This morning (Wednesday, actually) a friend of mine posted a picture of her rhododendron in full bloom and said, “I swear they burst into bloom overnight!” I have rhodies – I understand.
But it’s the same with story ideas.
I was at Malice Domestic at the end of April when they put out their call for their next anthology, Mystery Most Geographical. The premise, if I remember the wording correctly, is that geography must play into the story. Okay, interesting idea. That night, I was talking to my roommate about it and I mentioned that I lived in Puerto Rico and St. Croix briefly after college, working for the government. “Oh, I bet there’s a story in that,” she said.
The seed was planted.
I’ve continued to water that seed in the weeks since. What on earth could I write about? What kind of issues and plots would need that particular geography?
I had some time this morning.
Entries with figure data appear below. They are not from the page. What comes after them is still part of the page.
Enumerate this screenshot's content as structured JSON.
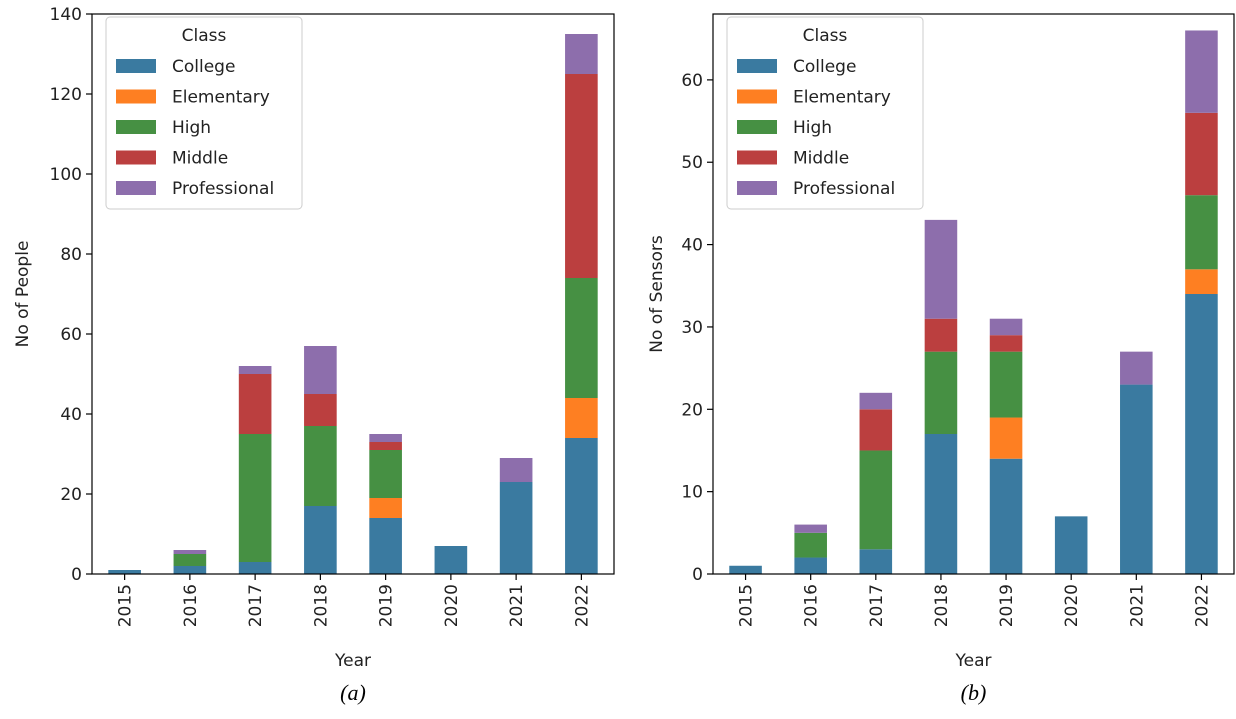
{
  "colors": {
    "College": "#3a7aa0",
    "Elementary": "#fe7f22",
    "High": "#469043",
    "Middle": "#bb3f3f",
    "Professional": "#8d6eac"
  },
  "chart_data": [
    {
      "type": "bar",
      "stacked": true,
      "caption": "(a)",
      "xlabel": "Year",
      "ylabel": "No of People",
      "ylim": [
        0,
        140
      ],
      "yticks": [
        "0",
        "20",
        "40",
        "60",
        "80",
        "100",
        "120",
        "140"
      ],
      "categories": [
        "2015",
        "2016",
        "2017",
        "2018",
        "2019",
        "2020",
        "2021",
        "2022"
      ],
      "legend_title": "Class",
      "legend_position": "upper-left",
      "series": [
        {
          "name": "College",
          "values": [
            1,
            2,
            3,
            17,
            14,
            7,
            23,
            34
          ]
        },
        {
          "name": "Elementary",
          "values": [
            0,
            0,
            0,
            0,
            5,
            0,
            0,
            10
          ]
        },
        {
          "name": "High",
          "values": [
            0,
            3,
            32,
            20,
            12,
            0,
            0,
            30
          ]
        },
        {
          "name": "Middle",
          "values": [
            0,
            0,
            15,
            8,
            2,
            0,
            0,
            51
          ]
        },
        {
          "name": "Professional",
          "values": [
            0,
            1,
            2,
            12,
            2,
            0,
            6,
            10
          ]
        }
      ]
    },
    {
      "type": "bar",
      "stacked": true,
      "caption": "(b)",
      "xlabel": "Year",
      "ylabel": "No of Sensors",
      "ylim": [
        0,
        68
      ],
      "yticks": [
        "0",
        "10",
        "20",
        "30",
        "40",
        "50",
        "60"
      ],
      "categories": [
        "2015",
        "2016",
        "2017",
        "2018",
        "2019",
        "2020",
        "2021",
        "2022"
      ],
      "legend_title": "Class",
      "legend_position": "upper-left",
      "series": [
        {
          "name": "College",
          "values": [
            1,
            2,
            3,
            17,
            14,
            7,
            23,
            34
          ]
        },
        {
          "name": "Elementary",
          "values": [
            0,
            0,
            0,
            0,
            5,
            0,
            0,
            3
          ]
        },
        {
          "name": "High",
          "values": [
            0,
            3,
            12,
            10,
            8,
            0,
            0,
            9
          ]
        },
        {
          "name": "Middle",
          "values": [
            0,
            0,
            5,
            4,
            2,
            0,
            0,
            10
          ]
        },
        {
          "name": "Professional",
          "values": [
            0,
            1,
            2,
            12,
            2,
            0,
            4,
            10
          ]
        }
      ]
    }
  ]
}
Puerto Rico has some drop-dead (pardon the pun) locations for murder. Beaches, mountains, even a rain forest. Hmm. It’s a very traditional society, one rooted in their cultural traditions while trying to be part of the 21st century. Hmm. It was twenty-odd years ago, but I remember debate over whether Puerto Rico should push for U.S. statehood, stay a commonwealth, or push for independence. Was that still the case? Hmm.
The shoot of the seed pushes through the dirt.
I dug up information on locations, superstition, customs, and the independence debate (which has kinda died, actually, with only 5.5% voting for independence in the last referendum, but I digress). I looked at pictures – and I’ll have to get my hubby to dig out my photo albums tonight. Lush forests. An observation tower. A Nuyorican (that’s someone from New York City with Puerto Rican heritage – sidenote, did you know there are more Puerto Ricans in NYC than in San Juan? True story – or at least it used to be and I see no reason why it should be different now) homicide detective who is back on the island for a little R&R unravels the connection between some apparently random deaths.
I’ll continue to care for my seed, because of course the blossom isn’t the end. It’s still unfurling and it may turn out to be pretty ugly – or it may die.
But the seed has definitely bloomed. Overnight. Just like my rhododendrons.